Sleeping metabolic rate also did not change in the training group but decreased when covaried for FFM or weight. The decreases in 24-h sedentary EE and sleeping metabolic rate are difficult to explain. The protocols were identical in terms of time spent sleeping, eating, etc. from before to after the training. Because the children increased their body weight and FFM, one would expect a slight increase in the unadjusted 24-h sedentary EE. For the calorimeter studies, it seems likely that the children were less enthusiastic about remaining 24 h in a calorimeter, and boredom occurred, contributing to greater television watching and less movement in the calorimeter. Unfortunately, we did not have motion sensors in the calorimeter to detect whether the children were more sedentary. However, our observation of the children would suggest that this occurred. As for the free-living measurements, the TEE also decreased, but not significantly. These results are also surprising because anecdotal evidence from the families indicated that the children were more active. When TEE was adjusted for FFM or weight, it also did not significantly change, but the adjusted values were higher after training. This might indicate that the children were indeed more active. In agreement, although AEE and PAL remained unchanged, the adjusted AEE also tended to increase after training. No studies of which we are aware have measured energy expenditure after a strength training program in children, so these findings are noteworthy.
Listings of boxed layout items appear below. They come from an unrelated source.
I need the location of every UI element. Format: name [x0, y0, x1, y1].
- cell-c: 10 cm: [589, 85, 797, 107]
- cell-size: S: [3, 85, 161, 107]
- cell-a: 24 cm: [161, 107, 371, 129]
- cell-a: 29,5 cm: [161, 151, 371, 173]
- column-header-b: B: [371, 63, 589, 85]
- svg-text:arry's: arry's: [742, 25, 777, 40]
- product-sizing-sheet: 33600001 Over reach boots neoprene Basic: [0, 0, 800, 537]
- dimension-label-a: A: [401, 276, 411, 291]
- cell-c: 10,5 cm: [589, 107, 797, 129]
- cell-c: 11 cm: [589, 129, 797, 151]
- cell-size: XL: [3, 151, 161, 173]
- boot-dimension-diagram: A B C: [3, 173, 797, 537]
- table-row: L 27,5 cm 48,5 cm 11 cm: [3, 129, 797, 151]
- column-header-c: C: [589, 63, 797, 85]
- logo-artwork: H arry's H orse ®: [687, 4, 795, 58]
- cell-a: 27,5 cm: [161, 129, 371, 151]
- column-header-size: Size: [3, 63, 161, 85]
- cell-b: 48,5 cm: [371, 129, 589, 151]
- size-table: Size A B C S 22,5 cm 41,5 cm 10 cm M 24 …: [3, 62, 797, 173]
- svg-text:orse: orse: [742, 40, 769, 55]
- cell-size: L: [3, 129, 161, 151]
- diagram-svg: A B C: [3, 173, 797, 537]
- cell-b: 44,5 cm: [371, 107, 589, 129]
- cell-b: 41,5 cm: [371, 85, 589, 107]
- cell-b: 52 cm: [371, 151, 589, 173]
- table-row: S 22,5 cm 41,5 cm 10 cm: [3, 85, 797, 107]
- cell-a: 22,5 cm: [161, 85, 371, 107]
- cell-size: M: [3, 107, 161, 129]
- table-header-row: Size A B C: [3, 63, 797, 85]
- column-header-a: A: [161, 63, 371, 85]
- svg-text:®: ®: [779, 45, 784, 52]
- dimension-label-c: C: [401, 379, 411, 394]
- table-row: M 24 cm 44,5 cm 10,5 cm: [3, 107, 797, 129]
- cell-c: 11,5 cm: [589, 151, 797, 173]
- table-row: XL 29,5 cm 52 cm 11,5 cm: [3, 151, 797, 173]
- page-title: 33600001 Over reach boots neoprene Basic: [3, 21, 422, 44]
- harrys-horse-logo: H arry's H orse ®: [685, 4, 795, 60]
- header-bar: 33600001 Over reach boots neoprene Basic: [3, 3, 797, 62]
It should be noted that the posttraining measurements for TEE were taken while the children were still enrolled in the exercise program, as we felt it was necessary to continue the training for the DLW measures. However, this is unlikely to have altered the values considerably because the children were only able to attend four sessions during the TEE measurement period. This might account for some of the increase in TEE when the data were covaried for FFM and weight. We also did not restrict the children from participating in other physical activities during the school year, and several of the girls were involved in outside activity programs at the start of the study and not the end of the study. This may have influenced our findings. Compliance in our study was good; however, we did have reduced compliance the last month of the training program owing to the children taking school achievement tests. This may have contributed to the lack of significant improvement in 24-h SEE and TEE. However, the possibility remains that these children may adopt a healthier, more active lifestyle in the future.

One possible explanation for these findings may be that the caloric expenditure of the training session in this program was small. The study by Blaak et al. (1), which assessed TEE in obese boys who underwent a 4-wk aerobic exercise intervention, reported significant increases in TEE and spontaneous EE, and no changes in BMR or SMR. This study (1) utilized a training program with a high caloric expenditure (greater than 1255 kJ·session−1). In future studies, it might be beneficial to incorporate both aerobic and strength training in the exercise program to produce a greater caloric expenditure. An important question still to be answered is what type of training program in obese children increases daily energy expenditure.

In conclusion, obese prepubertal girls demonstrate gains in strength but do not significantly increase their energy expenditure after undergoing a long-term, school-based, low volume strength training program. Future research should focus on interventions combining aerobic and strength training exercises to increase both energy expenditure and strength, and consequently improve overall metabolism in obese children.